Шрифт:
Интервал:
Закладка:
Дети замечают только крупные детали. Они не понимают того, что видят. Теперь я знаю, что у тебя было на уме, ты ведь всегда был старым и родился взрослым. Как же тебе было разглядеть детали? Ты не видел моего красного платья, когда мы шли на анджейки[9], не понял, что варенье в пончиках на Жирный четверг[10]— из розовых лепестков, не заметил, что я постриглась, что у меня новые сапоги, что в этом году на месте гладиолусов растут георгины, что к твоему зимнему пальто пришиты новые пуговицы.
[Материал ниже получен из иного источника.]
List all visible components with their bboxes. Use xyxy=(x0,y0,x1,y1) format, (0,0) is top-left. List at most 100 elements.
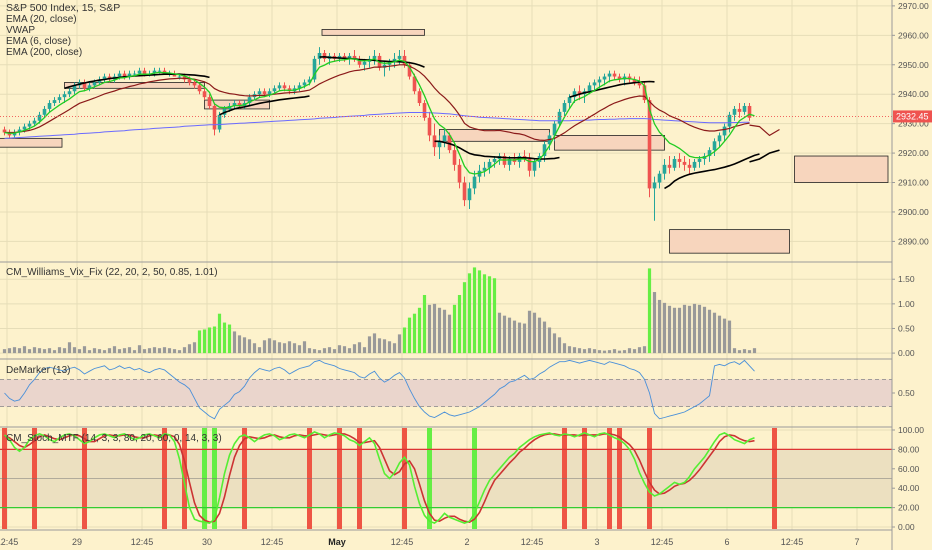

И позже — Петро тоже никогда не обращает внимания на мои вечерние возвращения, когда я ложусь без единого слова, без сил; ночью не просыпается от моего плача, ведь старики спят крепко и дышат ровно. Его не тревожит, что я подолгу стою у окна, старательно навожу марафет, что в моей косметичке появилась новая помада, он вообще не замечает ни помады, ни косметички. Он видит целое — всегда чуть размытое, состоящее из слов, которые напечатаны на бумаге и не имеют соответствий в реальном мире, из стертых идей, из направлений, векторов, плоскостей, таблиц. Мир Петро — мир конспектов, подведения итогов и расписаний.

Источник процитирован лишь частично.